President’s Letter: So You Want to Mechanical Harvest?

The first thing to do is ask yourself: Is it a tactical or strategic decision? For many growersmachine harvesting can bea useful tactic to extend the season or do final cleanup after the pick crew moves on. It’s an ideal way to evaluate whether it might fit into your long-term plans. As a strategy, where most or all of the fruit is to be machine-harvested, you need to make a serious commitment to plan all the details then devote considerable resources to build the enabling farm infrastructure.

For our farm it was a strategic decision. From our start in 2014, we made the financial and management commitment to design and construct the Frogmore Fresh Farm to maximize the likelihood of successfully harvesting by machine. Here are some of the key attributes we did our best to incorporate into the farm before we drilled our first well.

  • Variety selection was paramount. Although there is no Holy Grail variety as of yet, a few current ones are quite good and some more are workable.

  • Bed design and construction with at least 10-foot row spacing was a must. Every row must be GPS straight and placement of all above-ground irrigation must accommodate machine requirements. 

  • Bush training with cartons, canes and pruning started with the planting process.

  • Harvester selection was a critical decision. Picking performance, safety, logistical productivity, reliability, service and parts were just some of the key criteria.

  • Perseverance and patience were as important as any attribute to keep us on course to create a maturing machinable farm. 

Even the best machine-capable farm faces a myriad of challenges. We’ve learned a lot along the way and are constantly adapting our processes to overcome unforeseen problems or mistakes. Some challenges we have encountered:

  • Up to now, the biggest challenge is we do not 100% machine harvest. As a result, we must manage interleaving hand and machine picking. Besides the logistical complexity of two systems, it is a human relations sticky wicket with hand pickers naturally motivated to compete with the machines. 

  • We have to accept the large loss of fruit we toiled all year to bring to harvest… either left on the ground or the bush, or graded into the dumpster at the pack shed. It is an intellectual exercise to commit to machine harvesting, but we believe as we press ahead and constantly improve our processes we will greatly reduce this negative. 

  • Machining is not as agile as hand picking in response to inclement weather or crop changes during harvest. It’s harder to recover from rain events that swell fruit and cause splits if picking by machine.

  • Staffing, and just managing the machine process, can be a stressful task, especially on top of a daytime hand crew.  Early season we can pick during the day, but when temps get into the upper 80s and 90s, most of the shifts start as the sun is setting and go till dewfall — sometimes quickly before 10 p.m., sometimes dragging into the early morning hours.   

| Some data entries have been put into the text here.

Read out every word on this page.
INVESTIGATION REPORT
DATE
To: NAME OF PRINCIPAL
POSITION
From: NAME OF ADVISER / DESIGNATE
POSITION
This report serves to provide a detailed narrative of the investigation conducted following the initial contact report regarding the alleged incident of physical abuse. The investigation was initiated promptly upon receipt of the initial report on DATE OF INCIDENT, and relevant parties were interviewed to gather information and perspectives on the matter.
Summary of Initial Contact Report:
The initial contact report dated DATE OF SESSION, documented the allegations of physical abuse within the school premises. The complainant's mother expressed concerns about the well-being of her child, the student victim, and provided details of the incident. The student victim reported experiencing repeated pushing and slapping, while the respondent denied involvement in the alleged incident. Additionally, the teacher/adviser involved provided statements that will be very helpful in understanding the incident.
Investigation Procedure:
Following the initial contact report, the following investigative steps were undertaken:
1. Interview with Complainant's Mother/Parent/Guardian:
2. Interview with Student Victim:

  • Machines can be quite destructive to blueberry plants, their beds and the irrigation system. We have to accept a rate of attrition every year and the cost to repair damages.  We also learned that, if you don’t give plenty of room to make 180 degree turns, your operators will eventually shorten the beds and make the room. 

  • We have to add extra cultural activities to the growing schedule to prepare for the machines. Some tasks are pruning annual sucker growth, installing protection for replants and perfecting row middles to make the harvester travel-ways as smooth as possible.

I could go on and on, but you get the idea; we work on the machine harvesting process all 12 months of the year.

Are you a grower approaching machine harvesting tactically? If so, you still have to keep issues like these in mind, plus deal with the legacy investment of a farm established for hand picking. Plant density may be too tight for larger machines like our Oxbo 7420.  Varieties good for our Florida window, like Jewel and Springhigh, don’t lend themselves to the rigors of machining, particularly when the heat arrives. Then there’s the challenge of bushy mature plants never properly trained, beginning at planting, to enhance the performance of the harvester.  

Even so, incorporating machine harvesting into your operation may make sense.  When we started out there was very little machine harvesting in Florida.  Now there are several quality machine harvest contractors in our region you can contact to see if they can help your operation.  And as you evolve your fields with new plantings you might want to consider making them machine compatible.  Hand crews can pick just as well in a machinable field as one designed just for hand picking.

Machine harvesting has certainly been a journey for us, but the technology and the techniques to enhance it are just lifting off. New and better machines are coming. New and better varieties are coming.  New and better plant growing methods are coming. There will be less loss, better quality and, thank goodness,  lower costs. Our customers will delight in Florida’s long-lasting super-tasty fruit… and our farms will enjoy a long-lasting prosperous future.